I rubbed my chin, thinking about what he said. This was how memories were shaped. The witness didn’t see or doesn’t remember. The cop prods the witness’s memory with a suggestion that blossoms into a fact. If the witness is a suspect, the memories can become a trap.
“There may have been a couple of other people in the backyard or close by, maybe standing near that big tree where you saw me-a woman and a man. The man may have been running away just when I came out of Marcellus’s back door.”
“I didn’t see anyone like that. I only saw you. And that was after.”
“The man may have been the killer or he may have seen what happened. You sure you didn’t see anybody running away?”
Latrell didn’t hesitate, shaking his head. “Didn’t see nobody running away. You ask the other people live around here?”
If Latrell were the killer, he would have jumped on the?eeing man, letting us chase a ghost, unless he thought I was trying to catch him with a lie about a witness that didn’t exist. His unforced answer said he was either innocent or brilliant.
“I’m sure the other agents did. Somebody always sees something. You know a woman named Oleta Phillips?”
“I know who she is and I seen her around, but I don’t know her to talk to her.”
“You see her that night?”
He shook his head again. “Like I told you, I didn’t see nobody besides you and the rest of the police and FBI. They already come talk to me. You can ask them.”
“No need. That’s what they told me before I went on leave. It’s just that sometimes people remember things later on that they don’t remember the first time they are asked. The mind is funny like that. Happens to me, too. You think of anything else, you call the FBI. Ask for Ammara Iverson.”
I handed him one of my business cards, jotting down Ammara’s name.
“I’ll do that,” he said. “You take care of that dog.”
“Don’t worry. Hey, you know, I saw you on television, on the news.”
“Is that right?” Latrell asked, smiling.
“Yeah.

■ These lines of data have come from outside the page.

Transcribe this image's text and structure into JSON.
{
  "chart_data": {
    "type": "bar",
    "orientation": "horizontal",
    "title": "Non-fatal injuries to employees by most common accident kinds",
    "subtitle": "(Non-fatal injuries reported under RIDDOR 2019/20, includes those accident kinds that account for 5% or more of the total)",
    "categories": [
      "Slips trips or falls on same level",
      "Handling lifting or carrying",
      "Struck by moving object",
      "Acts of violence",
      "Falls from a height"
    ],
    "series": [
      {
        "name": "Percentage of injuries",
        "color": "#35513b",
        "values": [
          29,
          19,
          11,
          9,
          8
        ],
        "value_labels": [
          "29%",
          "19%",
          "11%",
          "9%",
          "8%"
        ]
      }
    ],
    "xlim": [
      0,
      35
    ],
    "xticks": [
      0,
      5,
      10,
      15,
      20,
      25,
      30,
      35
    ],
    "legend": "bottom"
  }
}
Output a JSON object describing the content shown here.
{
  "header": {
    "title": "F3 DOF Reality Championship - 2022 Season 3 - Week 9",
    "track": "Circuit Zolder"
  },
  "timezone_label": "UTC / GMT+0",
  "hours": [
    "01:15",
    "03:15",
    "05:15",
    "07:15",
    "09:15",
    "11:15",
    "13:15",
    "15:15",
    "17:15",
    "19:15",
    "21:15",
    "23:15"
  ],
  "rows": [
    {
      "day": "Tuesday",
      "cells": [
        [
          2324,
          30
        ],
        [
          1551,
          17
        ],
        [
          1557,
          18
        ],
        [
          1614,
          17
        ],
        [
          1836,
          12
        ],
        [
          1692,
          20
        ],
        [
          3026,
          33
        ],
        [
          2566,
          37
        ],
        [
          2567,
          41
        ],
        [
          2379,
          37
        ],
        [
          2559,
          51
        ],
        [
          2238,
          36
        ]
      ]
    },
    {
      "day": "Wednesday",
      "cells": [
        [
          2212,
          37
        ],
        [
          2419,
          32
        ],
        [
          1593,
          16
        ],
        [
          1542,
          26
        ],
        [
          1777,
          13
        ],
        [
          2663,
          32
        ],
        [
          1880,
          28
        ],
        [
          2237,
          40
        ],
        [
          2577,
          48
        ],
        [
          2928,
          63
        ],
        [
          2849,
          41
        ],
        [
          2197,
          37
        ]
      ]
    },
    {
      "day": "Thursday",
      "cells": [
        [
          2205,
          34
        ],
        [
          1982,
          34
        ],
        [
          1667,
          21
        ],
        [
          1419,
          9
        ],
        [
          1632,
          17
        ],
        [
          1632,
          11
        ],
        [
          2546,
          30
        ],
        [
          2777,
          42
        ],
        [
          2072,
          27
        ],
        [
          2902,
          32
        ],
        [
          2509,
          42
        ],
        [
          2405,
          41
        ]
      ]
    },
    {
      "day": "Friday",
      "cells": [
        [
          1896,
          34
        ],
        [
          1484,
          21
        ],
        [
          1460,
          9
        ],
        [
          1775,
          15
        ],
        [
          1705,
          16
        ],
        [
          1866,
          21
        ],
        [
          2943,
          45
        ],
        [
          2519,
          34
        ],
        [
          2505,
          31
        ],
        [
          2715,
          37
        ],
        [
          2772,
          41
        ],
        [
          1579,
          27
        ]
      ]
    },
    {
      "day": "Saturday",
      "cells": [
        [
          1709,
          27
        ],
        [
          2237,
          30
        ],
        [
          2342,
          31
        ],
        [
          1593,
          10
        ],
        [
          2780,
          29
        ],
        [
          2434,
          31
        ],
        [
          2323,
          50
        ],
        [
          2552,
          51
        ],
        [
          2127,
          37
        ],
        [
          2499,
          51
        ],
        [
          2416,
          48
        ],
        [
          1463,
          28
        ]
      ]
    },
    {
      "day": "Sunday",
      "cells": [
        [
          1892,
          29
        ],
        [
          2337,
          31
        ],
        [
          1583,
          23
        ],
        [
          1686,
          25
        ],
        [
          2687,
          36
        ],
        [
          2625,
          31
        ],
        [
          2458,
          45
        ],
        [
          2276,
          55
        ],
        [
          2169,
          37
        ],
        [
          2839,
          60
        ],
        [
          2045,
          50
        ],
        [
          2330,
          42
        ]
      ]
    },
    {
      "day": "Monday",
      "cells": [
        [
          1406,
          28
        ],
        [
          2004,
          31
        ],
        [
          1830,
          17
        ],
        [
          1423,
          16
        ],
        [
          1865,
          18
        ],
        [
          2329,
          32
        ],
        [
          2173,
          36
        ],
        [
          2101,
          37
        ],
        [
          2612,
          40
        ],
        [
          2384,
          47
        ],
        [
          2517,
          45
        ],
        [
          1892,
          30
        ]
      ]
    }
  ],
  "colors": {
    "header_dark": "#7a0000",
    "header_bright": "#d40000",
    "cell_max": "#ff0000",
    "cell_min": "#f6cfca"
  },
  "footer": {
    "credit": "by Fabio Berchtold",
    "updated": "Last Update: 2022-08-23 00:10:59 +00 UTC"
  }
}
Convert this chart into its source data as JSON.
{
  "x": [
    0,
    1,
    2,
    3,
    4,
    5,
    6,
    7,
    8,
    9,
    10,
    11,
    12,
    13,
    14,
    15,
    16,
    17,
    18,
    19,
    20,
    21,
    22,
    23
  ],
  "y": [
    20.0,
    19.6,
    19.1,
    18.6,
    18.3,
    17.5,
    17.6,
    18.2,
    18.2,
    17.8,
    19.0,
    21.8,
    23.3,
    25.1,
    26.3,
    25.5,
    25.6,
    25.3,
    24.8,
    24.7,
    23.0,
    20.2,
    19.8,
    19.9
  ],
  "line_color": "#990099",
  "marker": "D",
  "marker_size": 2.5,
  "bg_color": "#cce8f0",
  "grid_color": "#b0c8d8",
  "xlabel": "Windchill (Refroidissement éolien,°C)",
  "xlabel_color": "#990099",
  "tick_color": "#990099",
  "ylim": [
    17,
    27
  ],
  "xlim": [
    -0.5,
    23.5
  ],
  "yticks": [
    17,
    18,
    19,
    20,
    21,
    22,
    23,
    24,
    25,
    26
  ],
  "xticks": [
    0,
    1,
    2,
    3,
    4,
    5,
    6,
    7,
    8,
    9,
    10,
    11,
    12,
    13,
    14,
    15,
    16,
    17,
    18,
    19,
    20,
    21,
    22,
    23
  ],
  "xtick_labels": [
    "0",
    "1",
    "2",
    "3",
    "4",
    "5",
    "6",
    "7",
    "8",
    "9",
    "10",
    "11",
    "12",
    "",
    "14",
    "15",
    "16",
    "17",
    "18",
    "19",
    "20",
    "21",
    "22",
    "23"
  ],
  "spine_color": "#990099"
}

You said something that really hit home with me.”
“I did?”
“The reporter asked you for your reaction to the shootings and you said that’s what happens when no one takes care of a little boy.”

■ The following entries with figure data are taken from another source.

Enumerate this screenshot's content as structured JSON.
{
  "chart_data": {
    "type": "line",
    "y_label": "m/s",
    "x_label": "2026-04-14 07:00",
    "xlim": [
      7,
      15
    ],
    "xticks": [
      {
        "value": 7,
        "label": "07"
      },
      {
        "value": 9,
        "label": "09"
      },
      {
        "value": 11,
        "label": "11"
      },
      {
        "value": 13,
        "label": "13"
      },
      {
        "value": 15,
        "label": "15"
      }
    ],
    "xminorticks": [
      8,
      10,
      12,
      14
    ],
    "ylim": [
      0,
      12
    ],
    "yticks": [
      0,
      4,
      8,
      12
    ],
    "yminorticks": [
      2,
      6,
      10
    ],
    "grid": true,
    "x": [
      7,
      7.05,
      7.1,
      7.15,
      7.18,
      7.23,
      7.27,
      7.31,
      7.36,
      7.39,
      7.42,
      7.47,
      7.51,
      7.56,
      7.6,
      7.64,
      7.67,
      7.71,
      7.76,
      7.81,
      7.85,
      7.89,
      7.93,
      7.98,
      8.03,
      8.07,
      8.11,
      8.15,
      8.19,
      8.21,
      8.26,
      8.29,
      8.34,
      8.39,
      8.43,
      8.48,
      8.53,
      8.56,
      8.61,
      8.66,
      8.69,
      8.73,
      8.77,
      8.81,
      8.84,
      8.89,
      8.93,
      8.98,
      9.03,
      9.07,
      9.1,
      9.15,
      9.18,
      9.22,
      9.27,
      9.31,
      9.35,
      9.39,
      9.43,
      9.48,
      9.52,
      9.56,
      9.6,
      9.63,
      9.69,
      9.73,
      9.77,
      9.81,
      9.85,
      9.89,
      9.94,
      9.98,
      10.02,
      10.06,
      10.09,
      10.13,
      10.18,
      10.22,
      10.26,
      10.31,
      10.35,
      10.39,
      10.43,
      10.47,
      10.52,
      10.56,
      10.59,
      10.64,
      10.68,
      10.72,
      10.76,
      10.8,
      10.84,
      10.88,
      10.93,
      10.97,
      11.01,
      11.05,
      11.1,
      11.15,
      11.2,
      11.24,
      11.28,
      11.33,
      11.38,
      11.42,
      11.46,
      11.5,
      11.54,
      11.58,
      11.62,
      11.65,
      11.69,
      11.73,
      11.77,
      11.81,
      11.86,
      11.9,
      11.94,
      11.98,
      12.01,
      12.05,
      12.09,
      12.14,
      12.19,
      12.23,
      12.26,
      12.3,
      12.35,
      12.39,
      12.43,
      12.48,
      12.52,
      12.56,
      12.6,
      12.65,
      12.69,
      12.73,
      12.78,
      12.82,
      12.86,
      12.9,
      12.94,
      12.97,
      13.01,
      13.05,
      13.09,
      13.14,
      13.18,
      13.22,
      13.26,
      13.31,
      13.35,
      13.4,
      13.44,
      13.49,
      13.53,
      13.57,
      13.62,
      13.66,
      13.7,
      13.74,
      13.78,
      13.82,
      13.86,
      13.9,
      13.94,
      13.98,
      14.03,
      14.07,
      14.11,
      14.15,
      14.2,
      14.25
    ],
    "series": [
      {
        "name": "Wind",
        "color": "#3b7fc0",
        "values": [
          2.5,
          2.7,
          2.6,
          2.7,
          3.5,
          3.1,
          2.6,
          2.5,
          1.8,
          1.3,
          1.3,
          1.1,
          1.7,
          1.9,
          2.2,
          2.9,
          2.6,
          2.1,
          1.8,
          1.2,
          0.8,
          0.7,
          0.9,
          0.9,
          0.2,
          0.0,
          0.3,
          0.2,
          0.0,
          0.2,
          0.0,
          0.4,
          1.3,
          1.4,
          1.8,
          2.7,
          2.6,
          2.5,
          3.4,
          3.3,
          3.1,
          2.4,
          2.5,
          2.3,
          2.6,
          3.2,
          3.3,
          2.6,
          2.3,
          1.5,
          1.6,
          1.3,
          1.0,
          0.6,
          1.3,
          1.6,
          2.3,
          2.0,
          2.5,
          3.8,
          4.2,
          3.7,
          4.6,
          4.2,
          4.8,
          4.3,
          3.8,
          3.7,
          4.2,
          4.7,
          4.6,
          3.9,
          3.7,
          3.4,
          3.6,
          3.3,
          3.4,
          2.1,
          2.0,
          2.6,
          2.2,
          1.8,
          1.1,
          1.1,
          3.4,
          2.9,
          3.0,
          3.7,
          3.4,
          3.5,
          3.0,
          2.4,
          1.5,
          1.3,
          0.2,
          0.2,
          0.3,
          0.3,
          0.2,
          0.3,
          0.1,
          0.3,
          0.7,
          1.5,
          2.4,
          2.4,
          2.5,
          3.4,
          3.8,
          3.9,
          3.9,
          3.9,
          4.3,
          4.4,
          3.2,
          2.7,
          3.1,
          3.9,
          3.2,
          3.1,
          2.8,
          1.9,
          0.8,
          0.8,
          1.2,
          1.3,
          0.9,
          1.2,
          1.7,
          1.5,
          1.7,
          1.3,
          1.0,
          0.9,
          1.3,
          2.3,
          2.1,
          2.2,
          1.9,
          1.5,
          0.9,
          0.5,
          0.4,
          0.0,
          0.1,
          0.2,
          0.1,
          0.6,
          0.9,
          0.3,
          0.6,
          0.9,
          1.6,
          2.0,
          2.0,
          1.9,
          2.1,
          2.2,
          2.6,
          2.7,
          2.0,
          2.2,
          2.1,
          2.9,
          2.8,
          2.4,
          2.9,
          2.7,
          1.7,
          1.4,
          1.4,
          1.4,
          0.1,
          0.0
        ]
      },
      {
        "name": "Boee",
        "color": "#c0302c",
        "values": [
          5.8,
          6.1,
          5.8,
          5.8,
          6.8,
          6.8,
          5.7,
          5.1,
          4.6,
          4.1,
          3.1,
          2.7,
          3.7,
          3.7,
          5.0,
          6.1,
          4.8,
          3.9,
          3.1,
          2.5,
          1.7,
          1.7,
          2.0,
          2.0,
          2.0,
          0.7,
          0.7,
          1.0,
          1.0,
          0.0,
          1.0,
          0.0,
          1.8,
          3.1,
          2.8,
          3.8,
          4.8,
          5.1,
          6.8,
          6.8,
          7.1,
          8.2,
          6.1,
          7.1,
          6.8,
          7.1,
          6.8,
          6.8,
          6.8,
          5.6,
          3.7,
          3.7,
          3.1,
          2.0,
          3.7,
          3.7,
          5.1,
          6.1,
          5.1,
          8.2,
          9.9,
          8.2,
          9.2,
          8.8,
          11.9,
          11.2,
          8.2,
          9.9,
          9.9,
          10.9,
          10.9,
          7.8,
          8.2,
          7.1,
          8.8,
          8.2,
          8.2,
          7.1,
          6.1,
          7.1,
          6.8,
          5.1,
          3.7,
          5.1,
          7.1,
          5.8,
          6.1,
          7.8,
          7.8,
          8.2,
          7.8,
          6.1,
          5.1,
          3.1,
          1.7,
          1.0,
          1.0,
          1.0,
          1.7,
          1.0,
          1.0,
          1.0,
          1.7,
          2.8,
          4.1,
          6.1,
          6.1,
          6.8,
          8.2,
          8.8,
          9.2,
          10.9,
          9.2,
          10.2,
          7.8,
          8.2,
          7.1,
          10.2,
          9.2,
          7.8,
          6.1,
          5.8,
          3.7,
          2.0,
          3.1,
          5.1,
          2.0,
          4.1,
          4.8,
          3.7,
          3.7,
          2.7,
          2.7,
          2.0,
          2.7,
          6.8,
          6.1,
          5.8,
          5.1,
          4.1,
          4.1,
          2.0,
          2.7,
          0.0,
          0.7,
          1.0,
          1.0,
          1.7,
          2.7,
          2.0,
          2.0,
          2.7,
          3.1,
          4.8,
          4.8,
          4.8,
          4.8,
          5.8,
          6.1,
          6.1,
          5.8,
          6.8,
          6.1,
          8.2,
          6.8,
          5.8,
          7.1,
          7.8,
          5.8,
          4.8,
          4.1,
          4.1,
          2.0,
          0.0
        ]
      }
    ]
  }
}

He tilted his head and narrowed his eyes. “What’s that to you?”
“It’s my whole life. I made that mistake with my son and I lost him.”
He nodded, his face softening, his soft voice almost a whisper. “Then you know it’s true,” he said.
Chapter Twenty-one
Latrell watched the FBI agent drive away, glad to be shed of the dog. He felt responsible for having orphaned the mutt and meant it when he told the agent that he wanted to protect the dog from the bigger, stronger predators in the neighborhood. The dog, smaller and weaker, wasn’t to blame for having been abandoned. Nonetheless, he didn’t like cleaning up after the dog, which had left her messes all over his house. If the agent hadn’t taken the dog, he would have gotten rid of her, one way or the other.

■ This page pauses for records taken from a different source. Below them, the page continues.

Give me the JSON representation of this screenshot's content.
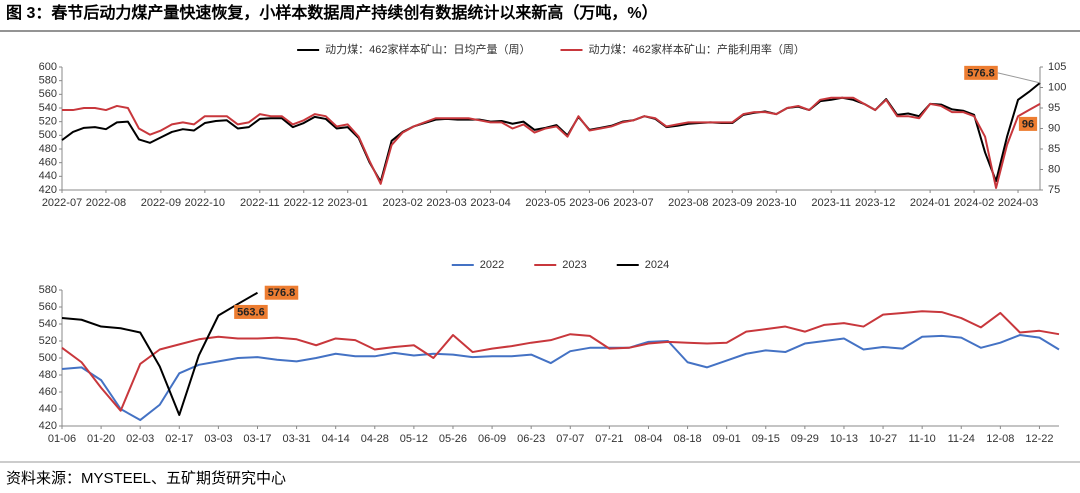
{
  "header": {
    "title": "图 3：春节后动力煤产量快速恢复，小样本数据周产持续创有数据统计以来新高（万吨，%）"
  },
  "chart_data": [
    {
      "type": "line",
      "legend": "top",
      "categories": [
        "2022-07",
        null,
        null,
        null,
        "2022-08",
        null,
        null,
        null,
        null,
        "2022-09",
        null,
        null,
        null,
        "2022-10",
        null,
        null,
        null,
        null,
        "2022-11",
        null,
        null,
        null,
        "2022-12",
        null,
        null,
        null,
        "2023-01",
        null,
        null,
        null,
        null,
        "2023-02",
        null,
        null,
        null,
        "2023-03",
        null,
        null,
        null,
        "2023-04",
        null,
        null,
        null,
        null,
        "2023-05",
        null,
        null,
        null,
        "2023-06",
        null,
        null,
        null,
        "2023-07",
        null,
        null,
        null,
        null,
        "2023-08",
        null,
        null,
        null,
        "2023-09",
        null,
        null,
        null,
        "2023-10",
        null,
        null,
        null,
        null,
        "2023-11",
        null,
        null,
        null,
        "2023-12",
        null,
        null,
        null,
        null,
        "2024-01",
        null,
        null,
        null,
        "2024-02",
        null,
        null,
        null,
        "2024-03",
        null,
        null
      ],
      "series": [
        {
          "name": "动力煤：462家样本矿山：日均产量（周）",
          "color": "#000000",
          "values": [
            493,
            505,
            511,
            512,
            509,
            519,
            520,
            494,
            489,
            497,
            505,
            509,
            507,
            518,
            521,
            522,
            510,
            512,
            524,
            525,
            525,
            512,
            518,
            527,
            524,
            510,
            512,
            496,
            460,
            432,
            492,
            505,
            513,
            518,
            523,
            524,
            523,
            523,
            523,
            520,
            521,
            517,
            520,
            508,
            511,
            515,
            500,
            527,
            508,
            511,
            514,
            520,
            522,
            528,
            524,
            512,
            514,
            517,
            518,
            519,
            518,
            518,
            530,
            533,
            535,
            531,
            540,
            542,
            537,
            550,
            552,
            555,
            552,
            546,
            537,
            553,
            530,
            532,
            528,
            546,
            545,
            538,
            536,
            530,
            475,
            433,
            498,
            552,
            563.6,
            576.8
          ]
        },
        {
          "name": "动力煤：462家样本矿山：产能利用率（周）",
          "color": "#c8373c",
          "axis": "y2",
          "values": [
            94.5,
            94.5,
            95,
            95,
            94.5,
            95.5,
            95,
            90,
            88.5,
            89.5,
            91,
            91.5,
            91,
            93,
            93,
            93,
            91,
            91.5,
            93.5,
            93,
            93,
            91,
            92,
            93.5,
            93,
            90.5,
            91,
            88,
            82,
            76.5,
            86,
            89,
            90.5,
            91.5,
            92.5,
            92.5,
            92.5,
            92.5,
            92,
            91.5,
            91.5,
            90,
            91,
            89,
            90,
            90.5,
            88,
            93,
            89.5,
            90,
            90.5,
            91.5,
            92,
            93,
            92.5,
            90.5,
            91,
            91.5,
            91.5,
            91.5,
            91.5,
            91.5,
            93.5,
            94,
            94,
            93.5,
            95,
            95.5,
            94.5,
            97,
            97.5,
            97.5,
            97.5,
            96,
            94.5,
            97,
            93,
            93,
            92.5,
            96,
            95.5,
            94,
            94,
            93,
            88,
            75.5,
            86,
            93,
            94.5,
            96
          ]
        }
      ],
      "ylim": [
        420,
        600
      ],
      "yticks": [
        420,
        440,
        460,
        480,
        500,
        520,
        540,
        560,
        580,
        600
      ],
      "y2lim": [
        75,
        105
      ],
      "y2ticks": [
        75,
        80,
        85,
        90,
        95,
        100,
        105
      ]
    },
    {
      "type": "line",
      "legend": "top",
      "categories": [
        "01-06",
        null,
        "01-20",
        null,
        "02-03",
        null,
        "02-17",
        null,
        "03-03",
        null,
        "03-17",
        null,
        "03-31",
        null,
        "04-14",
        null,
        "04-28",
        null,
        "05-12",
        null,
        "05-26",
        null,
        "06-09",
        null,
        "06-23",
        null,
        "07-07",
        null,
        "07-21",
        null,
        "08-04",
        null,
        "08-18",
        null,
        "09-01",
        null,
        "09-15",
        null,
        "09-29",
        null,
        "10-13",
        null,
        "10-27",
        null,
        "11-10",
        null,
        "11-24",
        null,
        "12-08",
        null,
        "12-22",
        null
      ],
      "series": [
        {
          "name": "2022",
          "color": "#4472c4",
          "values": [
            487,
            489,
            474,
            440,
            427,
            445,
            482,
            492,
            496,
            500,
            501,
            498,
            496,
            500,
            505,
            502,
            502,
            506,
            503,
            505,
            504,
            501,
            502,
            502,
            504,
            494,
            508,
            512,
            512,
            512,
            519,
            520,
            495,
            489,
            497,
            505,
            509,
            507,
            517,
            520,
            523,
            510,
            513,
            511,
            525,
            526,
            524,
            512,
            518,
            527,
            524,
            510
          ]
        },
        {
          "name": "2023",
          "color": "#c8373c",
          "values": [
            512,
            495,
            465,
            438,
            493,
            510,
            516,
            522,
            525,
            523,
            523,
            524,
            522,
            515,
            523,
            521,
            510,
            513,
            515,
            500,
            527,
            507,
            511,
            514,
            518,
            521,
            528,
            526,
            511,
            512,
            517,
            519,
            518,
            517,
            518,
            531,
            534,
            537,
            531,
            539,
            541,
            537,
            551,
            553,
            555,
            554,
            547,
            536,
            553,
            530,
            532,
            528
          ]
        },
        {
          "name": "2024",
          "color": "#000000",
          "values": [
            547,
            545,
            537,
            535,
            530,
            490,
            433,
            503,
            550,
            563.6,
            576.8,
            null,
            null,
            null,
            null,
            null,
            null,
            null,
            null,
            null,
            null,
            null,
            null,
            null,
            null,
            null,
            null,
            null,
            null,
            null,
            null,
            null,
            null,
            null,
            null,
            null,
            null,
            null,
            null,
            null,
            null,
            null,
            null,
            null,
            null,
            null,
            null,
            null,
            null,
            null,
            null,
            null
          ]
        }
      ],
      "ylim": [
        420,
        580
      ],
      "yticks": [
        420,
        440,
        460,
        480,
        500,
        520,
        540,
        560,
        580
      ]
    }
  ],
  "footer": {
    "source": "资料来源：MYSTEEL、五矿期货研究中心"
  }
}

He wasn’t certain what to make of the man who said he was FBI except he wasn’t working because he shook too much except there he was on Latrell’s street looking for that dog and oh, by the way, he says do you mind if I ask you some questions like did he see a woman out back of Marcellus’s house and did he know Oleta Phillips. Only reason Latrell believed he was FBI was because of seeing him come out of Marcellus’s back door that night and the way everyone treated him when he seized up.
The other agents hadn’t asked him about a man running away or a woman. The woman was Oleta. He knew that but he didn’t know who the man was, if there was a man. He wouldn’t be tricked into remembering something, that was for sure.